While the general characteristics of the Metestrus phase are consistent across mammalian species, there can be some variations in the specific details and duration of this stage of the estrous cycle. Reserchers should be aware of these differences when designing their Metestrus studies, as the optimal protocols and methods may vary depending on the species or specific research objectives. PubCompare.ai can assist in identifying the most relevant and effective protocols for your particular Metestrus research needs, helping you navigate these variations and ensure the quality of your findings.

More about "Metestrus"

Metestrus is the phase of the estrous cycle in female mammals that occurs immediately after estrus, or heat.
During this stage, the uterus and ovaries undergo changes to prepare for the next cycle.
Metestrus is characterized by a decrease in estrogen and progesterone levels, and the endometrium (uterine lining) begins to shedding.
This phase typically lasts for several days, depending on the species.
Understanding the Metestrus stage is crucial for researchers studying reproductive biology and factors influencing the estrous cycle.
PubCompare.ai, a leading AI-driven platform, can help streamline your Metestrus research by providing access to relevant protocols and identifying the most effective methods, optimizing your workflow and enhancing the reproducibility and accuracy of your findings.

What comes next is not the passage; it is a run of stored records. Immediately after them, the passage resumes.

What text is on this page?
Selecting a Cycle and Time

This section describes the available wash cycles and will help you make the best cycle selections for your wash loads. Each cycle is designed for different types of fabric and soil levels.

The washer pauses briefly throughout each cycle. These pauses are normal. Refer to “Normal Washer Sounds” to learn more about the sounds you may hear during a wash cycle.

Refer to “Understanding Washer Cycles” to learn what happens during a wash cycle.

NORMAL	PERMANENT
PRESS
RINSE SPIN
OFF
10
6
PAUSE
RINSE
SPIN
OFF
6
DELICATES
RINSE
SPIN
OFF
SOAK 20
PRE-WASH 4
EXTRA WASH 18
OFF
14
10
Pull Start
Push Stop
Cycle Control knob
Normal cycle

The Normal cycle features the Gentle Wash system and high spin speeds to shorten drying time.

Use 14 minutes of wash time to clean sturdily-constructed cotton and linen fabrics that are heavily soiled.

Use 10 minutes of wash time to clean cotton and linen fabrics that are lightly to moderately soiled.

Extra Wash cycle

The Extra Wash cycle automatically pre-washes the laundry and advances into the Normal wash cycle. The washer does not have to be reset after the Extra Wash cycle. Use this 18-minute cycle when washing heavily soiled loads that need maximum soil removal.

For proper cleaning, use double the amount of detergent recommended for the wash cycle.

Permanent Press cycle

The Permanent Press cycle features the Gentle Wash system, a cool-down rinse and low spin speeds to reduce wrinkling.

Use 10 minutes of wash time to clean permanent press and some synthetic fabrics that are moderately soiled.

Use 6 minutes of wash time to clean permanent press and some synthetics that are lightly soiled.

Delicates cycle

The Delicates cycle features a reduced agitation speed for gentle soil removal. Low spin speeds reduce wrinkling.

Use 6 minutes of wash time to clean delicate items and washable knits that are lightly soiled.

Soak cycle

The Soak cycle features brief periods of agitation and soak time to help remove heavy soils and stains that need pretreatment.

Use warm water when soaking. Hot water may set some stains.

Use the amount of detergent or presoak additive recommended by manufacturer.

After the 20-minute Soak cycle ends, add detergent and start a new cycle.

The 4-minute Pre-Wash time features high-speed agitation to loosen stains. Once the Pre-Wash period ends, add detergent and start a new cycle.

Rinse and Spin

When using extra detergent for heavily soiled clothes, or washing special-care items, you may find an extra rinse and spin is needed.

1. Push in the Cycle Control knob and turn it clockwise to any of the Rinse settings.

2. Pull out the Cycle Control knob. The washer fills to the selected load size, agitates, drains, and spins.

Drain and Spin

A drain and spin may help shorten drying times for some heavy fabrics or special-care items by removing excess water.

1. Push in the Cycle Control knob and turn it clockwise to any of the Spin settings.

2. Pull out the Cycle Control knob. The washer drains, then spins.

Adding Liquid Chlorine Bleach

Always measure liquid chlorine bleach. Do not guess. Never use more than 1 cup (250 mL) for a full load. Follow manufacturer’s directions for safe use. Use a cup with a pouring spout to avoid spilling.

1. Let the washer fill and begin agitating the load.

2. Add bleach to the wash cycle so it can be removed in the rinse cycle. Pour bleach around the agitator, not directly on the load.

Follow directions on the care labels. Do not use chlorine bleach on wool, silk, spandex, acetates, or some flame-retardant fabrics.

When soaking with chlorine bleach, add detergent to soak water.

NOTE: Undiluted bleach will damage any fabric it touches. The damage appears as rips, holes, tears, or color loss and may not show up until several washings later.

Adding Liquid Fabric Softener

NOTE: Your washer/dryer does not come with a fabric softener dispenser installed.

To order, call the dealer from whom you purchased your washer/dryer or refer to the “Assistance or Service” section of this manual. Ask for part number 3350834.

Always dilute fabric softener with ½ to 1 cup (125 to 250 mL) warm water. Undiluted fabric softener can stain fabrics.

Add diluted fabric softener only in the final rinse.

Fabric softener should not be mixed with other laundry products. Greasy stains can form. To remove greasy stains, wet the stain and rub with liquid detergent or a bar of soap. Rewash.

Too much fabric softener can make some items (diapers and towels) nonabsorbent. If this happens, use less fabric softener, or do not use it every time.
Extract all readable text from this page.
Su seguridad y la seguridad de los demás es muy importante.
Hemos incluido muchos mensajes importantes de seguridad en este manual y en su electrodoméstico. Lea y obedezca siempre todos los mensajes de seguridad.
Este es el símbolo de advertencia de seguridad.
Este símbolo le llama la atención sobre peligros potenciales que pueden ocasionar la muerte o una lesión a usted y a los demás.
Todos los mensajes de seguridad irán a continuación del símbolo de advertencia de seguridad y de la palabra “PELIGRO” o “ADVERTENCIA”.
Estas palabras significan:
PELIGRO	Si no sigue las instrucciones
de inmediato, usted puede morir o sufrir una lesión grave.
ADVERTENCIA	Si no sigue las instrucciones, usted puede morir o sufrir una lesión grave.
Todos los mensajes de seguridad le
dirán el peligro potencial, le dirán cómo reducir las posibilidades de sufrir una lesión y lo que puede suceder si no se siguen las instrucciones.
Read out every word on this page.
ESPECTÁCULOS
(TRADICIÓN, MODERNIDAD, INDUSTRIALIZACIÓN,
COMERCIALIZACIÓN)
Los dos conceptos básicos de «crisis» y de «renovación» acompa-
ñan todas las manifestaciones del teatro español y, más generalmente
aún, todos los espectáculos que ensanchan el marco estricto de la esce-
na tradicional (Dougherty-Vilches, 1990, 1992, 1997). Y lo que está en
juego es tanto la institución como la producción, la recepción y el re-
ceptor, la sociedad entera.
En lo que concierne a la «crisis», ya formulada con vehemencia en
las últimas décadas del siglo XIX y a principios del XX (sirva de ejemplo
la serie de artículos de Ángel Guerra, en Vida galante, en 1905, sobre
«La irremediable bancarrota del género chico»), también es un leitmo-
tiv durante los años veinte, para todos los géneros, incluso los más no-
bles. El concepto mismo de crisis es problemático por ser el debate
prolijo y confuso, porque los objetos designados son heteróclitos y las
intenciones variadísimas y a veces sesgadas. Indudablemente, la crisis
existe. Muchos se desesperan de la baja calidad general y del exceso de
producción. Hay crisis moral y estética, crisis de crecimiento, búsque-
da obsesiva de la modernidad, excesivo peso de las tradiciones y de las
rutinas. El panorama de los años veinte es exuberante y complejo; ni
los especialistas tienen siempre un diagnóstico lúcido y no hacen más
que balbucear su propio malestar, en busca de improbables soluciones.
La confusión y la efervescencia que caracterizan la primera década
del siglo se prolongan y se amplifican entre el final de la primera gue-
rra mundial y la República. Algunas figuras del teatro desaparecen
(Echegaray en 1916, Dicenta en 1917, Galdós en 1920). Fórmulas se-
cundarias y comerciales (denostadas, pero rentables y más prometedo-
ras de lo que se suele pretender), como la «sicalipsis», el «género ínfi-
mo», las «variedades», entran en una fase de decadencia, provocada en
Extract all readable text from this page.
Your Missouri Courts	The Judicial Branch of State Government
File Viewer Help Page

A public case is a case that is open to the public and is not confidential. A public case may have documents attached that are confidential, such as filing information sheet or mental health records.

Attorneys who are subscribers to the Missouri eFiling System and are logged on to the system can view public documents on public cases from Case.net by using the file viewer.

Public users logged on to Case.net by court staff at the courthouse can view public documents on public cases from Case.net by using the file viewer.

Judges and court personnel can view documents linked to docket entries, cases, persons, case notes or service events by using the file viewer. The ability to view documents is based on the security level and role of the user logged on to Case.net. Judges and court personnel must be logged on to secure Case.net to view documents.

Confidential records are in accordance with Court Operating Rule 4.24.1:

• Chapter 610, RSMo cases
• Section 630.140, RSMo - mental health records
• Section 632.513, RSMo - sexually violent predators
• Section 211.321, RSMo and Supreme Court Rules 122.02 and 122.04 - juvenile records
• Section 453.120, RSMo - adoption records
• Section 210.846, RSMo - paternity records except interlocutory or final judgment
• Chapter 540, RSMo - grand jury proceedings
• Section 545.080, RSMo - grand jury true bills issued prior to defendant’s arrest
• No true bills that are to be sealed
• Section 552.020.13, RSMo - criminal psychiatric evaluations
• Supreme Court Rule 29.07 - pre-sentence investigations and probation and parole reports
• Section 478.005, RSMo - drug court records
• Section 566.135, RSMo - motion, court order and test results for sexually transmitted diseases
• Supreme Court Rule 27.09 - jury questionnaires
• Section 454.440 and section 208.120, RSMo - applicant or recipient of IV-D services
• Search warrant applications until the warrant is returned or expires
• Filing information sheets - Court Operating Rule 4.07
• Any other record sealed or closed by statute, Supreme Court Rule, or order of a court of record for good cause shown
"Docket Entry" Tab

Our tool allows you to effortlessly locate protocols from literature, pre-prints, and patents, while using advanced AI-comparisons to pinpoint the most effective protocols and products.
When studying Metestrus, researchers may utilize various techniques and tools, such as the CKX53 microscope, Giemsa staining, Toluidine Blue O staining, Methylene blue staining, and the Eukitt mounting medium to visualize and analyze the changes in the uterus and ovaries.
The FV1000 confocal laser scanning microscope and the ViiA 7 Real-time PCR platform can also be employed to capture detailed images and quantify gene expression, respectively.
Additionally, Eosin Y and Hematoxylin staining can be used to stain the tissues, and the EVOS XL Cell Imaging System can be utilized for high-quality imaging.
By leveraging PubCompare.ai's powerful features and the available tools and techniques, researchers can optimize their Metestrus research, streamline their workflow, and enhance the reproducibility and accuracy of their findings.
Explore the capabilities of PubCompare.ai today and take your Metestrus research to the next level.